Enqueueing internals
Whenever a function call gets enqueued, RQ does two things:
- It creates a job instance representing the delayed function call and persists it in a Redis hash; and
- It pushes the given job's ID onto the requested Redis queue.
All jobs are stored in Redis under the rq:job:
prefix, for example:
rq:job:55528e58-9cac-4e05-b444-8eded32e76a1
The keys of such a job hash are:
created_at => '2012-02-13 14:35:16+0000'
enqueued_at => '2012-02-13 14:35:16+0000'
origin => 'default'
data => <pickled representation of the function call>
description => "count_words_at_url('http://nvie.com')"
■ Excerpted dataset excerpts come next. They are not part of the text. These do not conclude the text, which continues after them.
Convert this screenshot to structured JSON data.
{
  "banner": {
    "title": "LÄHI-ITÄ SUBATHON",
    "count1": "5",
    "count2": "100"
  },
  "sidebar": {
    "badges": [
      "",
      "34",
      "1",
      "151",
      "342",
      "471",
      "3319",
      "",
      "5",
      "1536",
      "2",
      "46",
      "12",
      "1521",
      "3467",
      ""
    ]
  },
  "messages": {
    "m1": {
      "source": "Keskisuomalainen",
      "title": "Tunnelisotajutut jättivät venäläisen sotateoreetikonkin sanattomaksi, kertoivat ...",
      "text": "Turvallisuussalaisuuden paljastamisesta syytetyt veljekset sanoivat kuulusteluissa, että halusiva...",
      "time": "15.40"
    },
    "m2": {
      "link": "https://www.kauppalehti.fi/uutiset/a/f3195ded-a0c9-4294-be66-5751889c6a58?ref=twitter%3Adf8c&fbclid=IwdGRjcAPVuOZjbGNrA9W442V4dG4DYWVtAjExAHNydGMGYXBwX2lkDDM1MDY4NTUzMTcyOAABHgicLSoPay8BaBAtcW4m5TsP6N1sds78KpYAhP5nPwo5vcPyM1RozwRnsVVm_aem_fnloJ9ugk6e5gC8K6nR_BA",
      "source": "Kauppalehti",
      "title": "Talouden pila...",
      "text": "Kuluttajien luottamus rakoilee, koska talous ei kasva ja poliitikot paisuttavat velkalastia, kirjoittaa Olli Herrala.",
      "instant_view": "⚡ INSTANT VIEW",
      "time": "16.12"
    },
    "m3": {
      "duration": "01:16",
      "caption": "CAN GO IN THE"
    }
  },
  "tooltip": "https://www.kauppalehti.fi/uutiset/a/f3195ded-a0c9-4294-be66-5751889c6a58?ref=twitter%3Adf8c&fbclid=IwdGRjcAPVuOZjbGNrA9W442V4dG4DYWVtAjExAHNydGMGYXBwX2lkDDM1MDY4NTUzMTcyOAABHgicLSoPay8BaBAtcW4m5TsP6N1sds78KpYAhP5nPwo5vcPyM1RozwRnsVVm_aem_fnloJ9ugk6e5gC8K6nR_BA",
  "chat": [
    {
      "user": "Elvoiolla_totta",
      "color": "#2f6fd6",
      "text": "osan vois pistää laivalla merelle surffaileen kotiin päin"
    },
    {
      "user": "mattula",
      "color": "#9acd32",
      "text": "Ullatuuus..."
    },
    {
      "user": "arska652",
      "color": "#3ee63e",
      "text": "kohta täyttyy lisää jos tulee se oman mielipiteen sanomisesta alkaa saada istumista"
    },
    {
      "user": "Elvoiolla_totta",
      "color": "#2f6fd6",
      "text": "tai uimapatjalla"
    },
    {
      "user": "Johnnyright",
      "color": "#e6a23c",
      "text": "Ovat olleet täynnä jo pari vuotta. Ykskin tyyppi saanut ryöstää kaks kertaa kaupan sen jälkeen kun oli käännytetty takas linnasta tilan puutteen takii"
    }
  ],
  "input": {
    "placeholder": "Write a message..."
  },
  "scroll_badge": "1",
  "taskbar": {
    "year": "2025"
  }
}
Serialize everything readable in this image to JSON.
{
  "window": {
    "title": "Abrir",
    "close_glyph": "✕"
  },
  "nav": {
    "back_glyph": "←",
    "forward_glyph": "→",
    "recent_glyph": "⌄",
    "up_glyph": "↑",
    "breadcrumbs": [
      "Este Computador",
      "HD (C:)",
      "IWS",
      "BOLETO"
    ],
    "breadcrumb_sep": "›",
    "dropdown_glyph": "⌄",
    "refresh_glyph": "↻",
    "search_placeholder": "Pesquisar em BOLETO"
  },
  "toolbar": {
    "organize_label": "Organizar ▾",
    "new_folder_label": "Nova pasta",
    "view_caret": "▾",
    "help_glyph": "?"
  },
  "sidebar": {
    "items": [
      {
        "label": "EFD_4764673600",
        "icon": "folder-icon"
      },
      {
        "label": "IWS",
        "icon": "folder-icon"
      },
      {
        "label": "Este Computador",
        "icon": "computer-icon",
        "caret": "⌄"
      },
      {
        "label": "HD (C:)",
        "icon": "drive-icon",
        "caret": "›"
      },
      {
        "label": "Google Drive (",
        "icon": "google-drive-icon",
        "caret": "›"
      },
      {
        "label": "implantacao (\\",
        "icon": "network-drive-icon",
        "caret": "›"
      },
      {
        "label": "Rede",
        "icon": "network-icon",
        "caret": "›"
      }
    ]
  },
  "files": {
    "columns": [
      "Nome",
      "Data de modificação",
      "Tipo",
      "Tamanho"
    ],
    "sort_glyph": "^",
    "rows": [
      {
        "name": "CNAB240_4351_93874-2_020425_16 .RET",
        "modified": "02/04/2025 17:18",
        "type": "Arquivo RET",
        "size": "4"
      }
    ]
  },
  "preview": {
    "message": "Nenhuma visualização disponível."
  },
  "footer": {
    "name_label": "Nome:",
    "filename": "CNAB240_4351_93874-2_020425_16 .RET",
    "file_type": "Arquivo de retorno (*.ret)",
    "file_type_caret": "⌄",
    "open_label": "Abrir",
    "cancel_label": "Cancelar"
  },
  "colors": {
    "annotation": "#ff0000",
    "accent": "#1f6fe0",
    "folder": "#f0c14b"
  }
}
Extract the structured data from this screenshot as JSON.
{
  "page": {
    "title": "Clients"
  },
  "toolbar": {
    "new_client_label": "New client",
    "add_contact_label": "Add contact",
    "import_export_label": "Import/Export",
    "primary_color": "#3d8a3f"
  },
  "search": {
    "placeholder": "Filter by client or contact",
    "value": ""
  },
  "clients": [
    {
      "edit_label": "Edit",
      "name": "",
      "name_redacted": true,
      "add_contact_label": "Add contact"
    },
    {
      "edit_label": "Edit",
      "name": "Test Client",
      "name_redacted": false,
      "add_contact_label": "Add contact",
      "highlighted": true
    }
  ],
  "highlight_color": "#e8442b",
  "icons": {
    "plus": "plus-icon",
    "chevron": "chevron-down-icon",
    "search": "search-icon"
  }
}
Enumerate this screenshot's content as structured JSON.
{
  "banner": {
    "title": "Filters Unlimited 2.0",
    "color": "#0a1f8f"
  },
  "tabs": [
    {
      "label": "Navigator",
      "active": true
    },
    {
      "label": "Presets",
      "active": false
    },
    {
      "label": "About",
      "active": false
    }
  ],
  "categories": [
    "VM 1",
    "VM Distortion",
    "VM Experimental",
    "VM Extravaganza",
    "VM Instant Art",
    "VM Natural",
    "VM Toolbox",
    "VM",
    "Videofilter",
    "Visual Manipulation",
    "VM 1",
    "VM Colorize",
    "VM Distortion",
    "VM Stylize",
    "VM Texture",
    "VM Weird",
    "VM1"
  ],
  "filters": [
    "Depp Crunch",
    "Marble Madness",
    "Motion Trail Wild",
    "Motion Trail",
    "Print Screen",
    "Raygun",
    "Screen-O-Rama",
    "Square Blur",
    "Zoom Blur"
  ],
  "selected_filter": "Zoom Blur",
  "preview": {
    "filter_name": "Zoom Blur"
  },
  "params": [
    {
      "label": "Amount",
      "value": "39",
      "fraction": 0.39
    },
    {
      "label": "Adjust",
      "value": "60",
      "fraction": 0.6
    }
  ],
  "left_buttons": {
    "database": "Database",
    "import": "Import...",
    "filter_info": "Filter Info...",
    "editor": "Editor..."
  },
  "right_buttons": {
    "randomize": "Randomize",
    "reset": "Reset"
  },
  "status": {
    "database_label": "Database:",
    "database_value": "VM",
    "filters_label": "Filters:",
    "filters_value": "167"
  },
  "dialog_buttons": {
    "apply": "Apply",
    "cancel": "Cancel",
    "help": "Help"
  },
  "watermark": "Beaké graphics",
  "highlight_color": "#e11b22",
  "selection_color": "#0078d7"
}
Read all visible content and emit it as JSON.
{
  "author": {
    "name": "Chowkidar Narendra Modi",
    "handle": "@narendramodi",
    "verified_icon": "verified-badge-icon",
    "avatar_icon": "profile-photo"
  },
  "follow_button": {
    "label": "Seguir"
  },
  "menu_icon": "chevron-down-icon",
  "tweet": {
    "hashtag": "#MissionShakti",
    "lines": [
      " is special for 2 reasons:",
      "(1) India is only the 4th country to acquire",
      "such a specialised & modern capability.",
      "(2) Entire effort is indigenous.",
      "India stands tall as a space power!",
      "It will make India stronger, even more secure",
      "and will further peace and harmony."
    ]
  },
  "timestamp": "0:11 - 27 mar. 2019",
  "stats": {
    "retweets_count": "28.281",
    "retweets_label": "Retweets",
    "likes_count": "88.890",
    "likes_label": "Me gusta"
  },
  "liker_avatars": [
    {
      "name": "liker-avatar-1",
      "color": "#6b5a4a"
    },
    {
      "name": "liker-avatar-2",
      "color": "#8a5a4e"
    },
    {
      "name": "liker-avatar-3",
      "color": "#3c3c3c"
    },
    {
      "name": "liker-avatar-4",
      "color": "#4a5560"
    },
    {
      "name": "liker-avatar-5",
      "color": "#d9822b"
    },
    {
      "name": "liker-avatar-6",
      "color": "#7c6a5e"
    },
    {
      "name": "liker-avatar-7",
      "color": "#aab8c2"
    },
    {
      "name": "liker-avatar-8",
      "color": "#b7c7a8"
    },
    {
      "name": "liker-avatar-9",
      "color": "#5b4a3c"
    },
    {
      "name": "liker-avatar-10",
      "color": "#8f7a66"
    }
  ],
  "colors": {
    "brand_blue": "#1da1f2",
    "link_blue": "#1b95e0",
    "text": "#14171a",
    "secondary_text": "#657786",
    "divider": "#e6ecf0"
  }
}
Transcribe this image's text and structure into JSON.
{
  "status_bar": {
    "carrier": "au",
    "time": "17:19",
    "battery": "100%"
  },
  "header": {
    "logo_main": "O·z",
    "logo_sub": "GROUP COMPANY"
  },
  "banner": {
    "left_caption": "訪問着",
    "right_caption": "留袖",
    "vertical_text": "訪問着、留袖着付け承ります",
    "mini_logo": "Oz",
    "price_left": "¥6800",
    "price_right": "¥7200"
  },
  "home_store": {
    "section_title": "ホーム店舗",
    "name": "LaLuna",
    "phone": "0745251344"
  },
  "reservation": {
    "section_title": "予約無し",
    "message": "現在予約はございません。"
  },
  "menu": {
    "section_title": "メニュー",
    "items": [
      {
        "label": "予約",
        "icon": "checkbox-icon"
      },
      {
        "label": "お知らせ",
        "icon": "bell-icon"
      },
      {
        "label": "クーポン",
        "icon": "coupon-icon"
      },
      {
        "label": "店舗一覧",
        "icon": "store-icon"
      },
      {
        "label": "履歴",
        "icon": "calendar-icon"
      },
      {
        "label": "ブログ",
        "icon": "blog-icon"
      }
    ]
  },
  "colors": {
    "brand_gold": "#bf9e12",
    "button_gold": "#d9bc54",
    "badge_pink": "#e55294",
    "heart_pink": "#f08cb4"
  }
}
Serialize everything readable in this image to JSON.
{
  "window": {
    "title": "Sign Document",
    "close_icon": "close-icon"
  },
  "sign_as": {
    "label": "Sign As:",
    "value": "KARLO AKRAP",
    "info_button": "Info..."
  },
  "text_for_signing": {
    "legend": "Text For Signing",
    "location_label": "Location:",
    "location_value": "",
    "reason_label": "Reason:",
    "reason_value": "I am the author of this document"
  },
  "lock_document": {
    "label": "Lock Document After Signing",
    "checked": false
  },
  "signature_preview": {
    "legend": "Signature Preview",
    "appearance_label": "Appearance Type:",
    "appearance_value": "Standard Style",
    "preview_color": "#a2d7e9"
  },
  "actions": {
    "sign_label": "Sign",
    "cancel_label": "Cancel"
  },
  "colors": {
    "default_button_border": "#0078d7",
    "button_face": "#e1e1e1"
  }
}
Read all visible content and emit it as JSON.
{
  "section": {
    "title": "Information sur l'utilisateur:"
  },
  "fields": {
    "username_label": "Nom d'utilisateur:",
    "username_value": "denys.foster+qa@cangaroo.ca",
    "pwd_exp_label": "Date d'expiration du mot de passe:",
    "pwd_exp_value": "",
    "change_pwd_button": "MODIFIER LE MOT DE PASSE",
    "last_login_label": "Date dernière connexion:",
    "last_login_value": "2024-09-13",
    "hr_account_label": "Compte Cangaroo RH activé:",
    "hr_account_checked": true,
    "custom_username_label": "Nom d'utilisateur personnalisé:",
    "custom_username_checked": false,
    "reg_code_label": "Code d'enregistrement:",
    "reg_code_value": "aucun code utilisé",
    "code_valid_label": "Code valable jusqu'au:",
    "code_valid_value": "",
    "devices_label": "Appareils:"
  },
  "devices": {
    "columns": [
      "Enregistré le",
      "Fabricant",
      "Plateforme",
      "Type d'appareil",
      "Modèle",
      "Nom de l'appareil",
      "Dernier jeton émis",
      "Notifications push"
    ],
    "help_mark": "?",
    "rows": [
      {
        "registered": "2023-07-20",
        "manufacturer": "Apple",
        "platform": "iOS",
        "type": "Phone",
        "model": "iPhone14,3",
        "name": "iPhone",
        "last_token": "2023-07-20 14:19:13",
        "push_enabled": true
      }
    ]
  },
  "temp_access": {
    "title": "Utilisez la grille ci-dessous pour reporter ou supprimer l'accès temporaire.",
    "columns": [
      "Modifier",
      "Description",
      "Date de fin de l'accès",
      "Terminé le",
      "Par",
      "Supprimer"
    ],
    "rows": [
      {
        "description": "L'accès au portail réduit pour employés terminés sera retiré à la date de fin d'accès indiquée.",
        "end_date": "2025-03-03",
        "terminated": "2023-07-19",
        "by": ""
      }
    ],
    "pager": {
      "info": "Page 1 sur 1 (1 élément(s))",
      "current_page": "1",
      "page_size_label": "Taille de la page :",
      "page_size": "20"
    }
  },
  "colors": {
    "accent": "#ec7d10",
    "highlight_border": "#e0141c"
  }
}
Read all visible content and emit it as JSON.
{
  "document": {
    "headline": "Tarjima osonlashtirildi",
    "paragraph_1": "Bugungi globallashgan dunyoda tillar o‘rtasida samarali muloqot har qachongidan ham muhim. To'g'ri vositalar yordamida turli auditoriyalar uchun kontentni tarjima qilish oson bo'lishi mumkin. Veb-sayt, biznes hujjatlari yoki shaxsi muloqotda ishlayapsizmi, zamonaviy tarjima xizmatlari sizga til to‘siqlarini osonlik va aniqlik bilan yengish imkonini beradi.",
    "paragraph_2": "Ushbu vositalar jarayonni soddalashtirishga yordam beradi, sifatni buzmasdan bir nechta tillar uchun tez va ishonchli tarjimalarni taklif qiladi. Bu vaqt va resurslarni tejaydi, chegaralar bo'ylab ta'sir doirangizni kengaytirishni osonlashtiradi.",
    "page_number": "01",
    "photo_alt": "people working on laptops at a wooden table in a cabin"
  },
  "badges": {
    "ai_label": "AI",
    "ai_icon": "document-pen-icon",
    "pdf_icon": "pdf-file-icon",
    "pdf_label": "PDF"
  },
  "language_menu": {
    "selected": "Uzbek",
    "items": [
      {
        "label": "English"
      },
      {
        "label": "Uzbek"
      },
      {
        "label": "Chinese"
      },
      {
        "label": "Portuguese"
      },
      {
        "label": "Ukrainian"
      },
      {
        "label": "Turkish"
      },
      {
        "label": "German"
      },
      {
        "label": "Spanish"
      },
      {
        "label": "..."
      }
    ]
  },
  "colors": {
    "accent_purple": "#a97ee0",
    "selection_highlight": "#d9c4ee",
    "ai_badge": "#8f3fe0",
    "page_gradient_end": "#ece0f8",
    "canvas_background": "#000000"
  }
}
Depending on whether or not the job has run successfully or has failed, the following keys are available, too:
ended_at => '2012-02-13 14:41:33+0000'
result => <pickled return value>
exc_info => <exception information>
Dequeueing internals
Whenever a dequeue is requested, an RQ worker does two things:
- It pops a job ID from the queue, and fetches the job data belonging to that job ID;
- It starts executing the function call.
- If the job succeeds, its return value is written to the
result
hash key and the hash itself is expired after 500 seconds; or - If the job failes, the exception information is written to the
exc_info
hash key and the job ID is pushed onto thefailed
queue.
Cancelling jobs
Any job ID that is encountered by a worker for which no job hash is found in Redis is simply ignored. This makes it easy to cancel jobs by simply removing the job hash. In Python:
from rq import cancel_job
cancel_job('2eafc1e6-48c2-464b-a0ff-88fd199d039c')
Note that it is irrelevant on which queue the job resides. When a worker eventually pops the job ID from the queue and notes that the Job hash does not exist (anymore), it simply discards the job ID and continues with the next.